7 June 2011
Last updated at 22:38
Clouds of ash are continuing to spew from the Puyehue-Cordon Caulle volcanic range in Chile, which began erupting after a large earthquake at the weekend.
The ash cloud, so large it can be seen from space, has drifted across Argentina and towards Paraguay - the Argentine authorities had to close borders in some areas because of poor visibility.
The ash and rocks are coming from a three-mile (5km) long fissure in the mountain range, carpeting the area in a thick dust.
Some 4,000 people have been evacuated from rural communities near the volcanic range and are living in temporary shelters, along with their pets and belongings.
There are concerns that a heavy build-up of ash could clog waterways like the already silt-heavy Golgol river in Chile, leading to flash flooding.
By Tuesday, the thick smog had reached the Argentine capital of Buenos Aires, temporarily shutting down the city's busy international airport.

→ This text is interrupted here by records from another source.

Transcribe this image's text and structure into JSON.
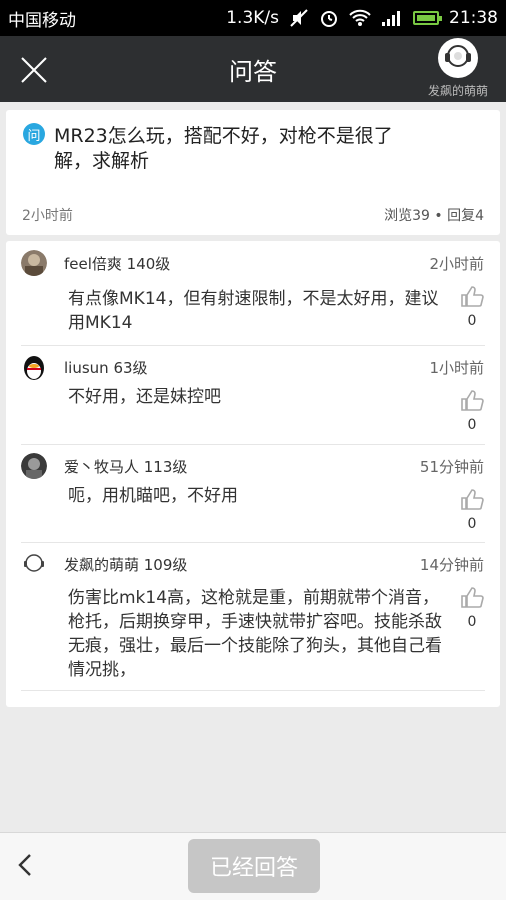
{
  "statusbar": {
    "carrier": "中国移动",
    "speed": "1.3K/s",
    "time": "21:38"
  },
  "topbar": {
    "title": "问答",
    "username": "发飙的萌萌",
    "icons": [
      "close-icon",
      "user-avatar"
    ]
  },
  "question": {
    "badge": "问",
    "text": "MR23怎么玩，搭配不好，对枪不是很了解，求解析",
    "time": "2小时前",
    "stats": "浏览39 • 回复4"
  },
  "answers": [
    {
      "name": "feel倍爽  140级",
      "time": "2小时前",
      "content": "有点像MK14，但有射速限制，不是太好用，建议用MK14",
      "likes": "0"
    },
    {
      "name": "liusun  63级",
      "time": "1小时前",
      "content": "不好用，还是妹控吧",
      "likes": "0"
    },
    {
      "name": "爱丶牧马人  113级",
      "time": "51分钟前",
      "content": "呃，用机瞄吧，不好用",
      "likes": "0"
    },
    {
      "name": "发飙的萌萌  109级",
      "time": "14分钟前",
      "content": "伤害比mk14高，这枪就是重，前期就带个消音，枪托，后期换穿甲，手速快就带扩容吧。技能杀敌无痕，强壮，最后一个技能除了狗头，其他自己看情况挑，",
      "likes": "0"
    }
  ],
  "bottombar": {
    "button_label": "已经回答"
  },
  "colors": {
    "topbar_bg": "#2d2f31",
    "badge": "#29a7e0",
    "battery": "#7ac943",
    "button_disabled": "#c6c6c6"
  }
}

Scores of flights in Chile and Uruguay were cancelled, while Brazil suspended services to the affected regions.
The Argentine tourist resort of Bariloche has been blanketed with ash, making the water of Nahuel Huapi lake almost indistinguishable from the shoreline.
Vulcanologists say the eruption is so far moderate, but that the range could begin expelling lava in the coming days, possibly with little warning.
It is the most serious eruption on the volcanic chain since the area was hit by a massive earthquake in 1960.